All to the now over-familiar strains of “Sweet Caroline” belted out by a 60,000-plus crowd, the majority of whom seem to have come to sing, dance, swig lager and savour an event rather than a boxing match.
And once the first bell sounded, it was the undefeated former cruiserweight champion Usyk who obviously had turned up to take care of business – the real thing, not the theatrical stuff.
A good big ‘un will always beat a good little ‘un? That’s the familiar adage but there is also one in boxing which suggests that the bigger they are, the harder they fall…
Joshua was bigger in every respect but he simply did not measure up to the Ukrainian ace who not only is one of the nicest men in boxing but arguably the best pound for pound fighter in the world. Some may say that this label belongs to the prolific Mexican middleweight Saul Alvarez but in my view Usyk is technically superior to Canelo.
So why didn’t AJ use his advantages of height, weight and reach to shove Usyk around, bully him and keep backing him up? Instead he allowed his fearless foe to dictate the pace, to work his way inside the Joshua jab and land the better, more precisely picked punches. This was a master class from Usyk, who became only the third cruiserweight in history to win a world heavyweight title. In doing so he has thrown the entire heavyweight division into a state of flux.
Earlier this year it seemed we were tantalisingly close to an agreement for an all-British clash between rival world champions Joshua and Fury which would be the biggest and richest fight in history, with all the recognised belts at stake.
But an arbitration hearing in the US in May ruled that Fury had to honour a rematch agreement with Wilder, which is now set to take place in a BT Sport Box Office televised event from the T-Mobile Arena.
In this situation Joshua agreed to go ahead and face his mandatory challenger, Usyk, meaning that both Brits had to win their respective contests for their own Superfight to happen.
Alas, the Granny Smiths were strewn all over the road when Usyk and truly upset the apple cart with his intelligent points victory.

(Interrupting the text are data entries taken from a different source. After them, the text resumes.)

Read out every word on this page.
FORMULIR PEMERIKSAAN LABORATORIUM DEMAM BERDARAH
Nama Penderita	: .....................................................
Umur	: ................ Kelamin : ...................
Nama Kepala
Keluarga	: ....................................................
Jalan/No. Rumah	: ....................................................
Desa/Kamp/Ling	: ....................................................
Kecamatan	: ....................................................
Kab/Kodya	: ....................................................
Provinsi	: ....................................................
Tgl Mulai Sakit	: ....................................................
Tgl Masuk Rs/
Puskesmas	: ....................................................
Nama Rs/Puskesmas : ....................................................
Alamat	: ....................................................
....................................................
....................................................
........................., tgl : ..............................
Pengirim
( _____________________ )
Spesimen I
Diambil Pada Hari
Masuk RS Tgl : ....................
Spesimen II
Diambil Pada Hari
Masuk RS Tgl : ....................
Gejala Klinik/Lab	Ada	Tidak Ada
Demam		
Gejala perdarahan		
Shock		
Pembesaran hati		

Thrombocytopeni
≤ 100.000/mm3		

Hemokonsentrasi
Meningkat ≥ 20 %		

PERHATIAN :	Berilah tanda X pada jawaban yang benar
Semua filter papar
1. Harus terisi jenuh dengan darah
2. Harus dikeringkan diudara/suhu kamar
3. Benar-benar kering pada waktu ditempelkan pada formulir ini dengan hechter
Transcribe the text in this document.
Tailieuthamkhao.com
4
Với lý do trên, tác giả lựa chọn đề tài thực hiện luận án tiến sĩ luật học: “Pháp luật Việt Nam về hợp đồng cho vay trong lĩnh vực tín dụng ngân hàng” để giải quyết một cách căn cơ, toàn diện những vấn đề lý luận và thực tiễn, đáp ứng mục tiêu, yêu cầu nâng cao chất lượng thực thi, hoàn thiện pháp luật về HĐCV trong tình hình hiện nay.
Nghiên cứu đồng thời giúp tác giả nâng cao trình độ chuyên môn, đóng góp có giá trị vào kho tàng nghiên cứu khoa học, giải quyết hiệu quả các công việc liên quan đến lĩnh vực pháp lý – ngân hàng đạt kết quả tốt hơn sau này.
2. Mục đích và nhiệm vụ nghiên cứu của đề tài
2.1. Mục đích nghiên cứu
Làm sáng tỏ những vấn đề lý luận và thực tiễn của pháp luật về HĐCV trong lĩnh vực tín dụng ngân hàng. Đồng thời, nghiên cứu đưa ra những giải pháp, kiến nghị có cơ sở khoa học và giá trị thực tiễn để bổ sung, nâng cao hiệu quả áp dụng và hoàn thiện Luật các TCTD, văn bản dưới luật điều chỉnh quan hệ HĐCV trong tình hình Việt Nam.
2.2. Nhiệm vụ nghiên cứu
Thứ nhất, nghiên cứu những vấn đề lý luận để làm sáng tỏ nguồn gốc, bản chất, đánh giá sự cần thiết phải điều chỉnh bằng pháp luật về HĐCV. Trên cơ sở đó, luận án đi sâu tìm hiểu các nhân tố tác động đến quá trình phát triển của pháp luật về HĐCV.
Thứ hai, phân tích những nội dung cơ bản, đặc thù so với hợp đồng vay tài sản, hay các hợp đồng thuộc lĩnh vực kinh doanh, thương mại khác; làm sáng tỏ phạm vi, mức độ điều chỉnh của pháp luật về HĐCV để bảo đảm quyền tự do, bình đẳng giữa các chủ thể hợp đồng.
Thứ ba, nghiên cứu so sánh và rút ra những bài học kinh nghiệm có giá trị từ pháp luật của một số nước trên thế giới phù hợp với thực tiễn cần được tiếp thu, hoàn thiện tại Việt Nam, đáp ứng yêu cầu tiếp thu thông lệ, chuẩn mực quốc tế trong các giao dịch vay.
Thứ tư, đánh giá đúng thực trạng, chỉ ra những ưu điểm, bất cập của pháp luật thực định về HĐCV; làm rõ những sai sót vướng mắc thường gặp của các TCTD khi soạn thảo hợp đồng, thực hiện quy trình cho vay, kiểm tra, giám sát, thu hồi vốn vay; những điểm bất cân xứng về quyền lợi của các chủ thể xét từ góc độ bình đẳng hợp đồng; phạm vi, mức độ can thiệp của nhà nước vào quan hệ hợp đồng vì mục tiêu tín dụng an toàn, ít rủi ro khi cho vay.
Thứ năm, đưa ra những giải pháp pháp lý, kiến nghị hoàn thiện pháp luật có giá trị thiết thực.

However it looks likely Joshua will invoke a rematch clause.
The probability is that this could take place in London early next year though Usyk is hopeful it could happen at the Olympisky Stadium in Kyiv, the preferred Ukrainian spelling for the capital Kiev. It was fitting that the city’s illustrious mayor, former world heavyweight champion Vitali Klitschko was at the Spurs ground to witness his compatriot’s triumph and as one of Usyk’s promoters will use his considerable influence to get the return fight staged there.
All these machinations push the prospect of a Fury-Joshua fight deeper into the background though I agree with Frank Warren that it could still take place if AJ wins the rematch and Fury repeats his conquest of Wilder. The latter is not a given, though Fury will be a heavy favourite to do so in view of the one-sided nature of his earlier victory, which followed their previous draw
The whole situation is a conundrum of clout.
At least Joshua took his beating manfully but on this showing Fury would stand him on his head, especially if AJ was as gun shy as he was against Usyk.
A further complication is that Britain, currently blessed with several world-class heavyweights, has another number one contender in Olympic silver medallist Joe Joyce, a mandatory challenger for the WBO crown, one of the four which the Ukrainian relieved from Joshua, the others being the WBA, IBO and IBF. Fury has just the WBC title, but this is traditionally regarded as the most prestigious.
Another fascinating scenario to be considered, should Usyk again beat Joshua and Fury overcome Wilder is a bout between the two which would be one I would love to witness. At 6‘9“ the Gypsy Giant really would tower over the 6‘3“Usyk.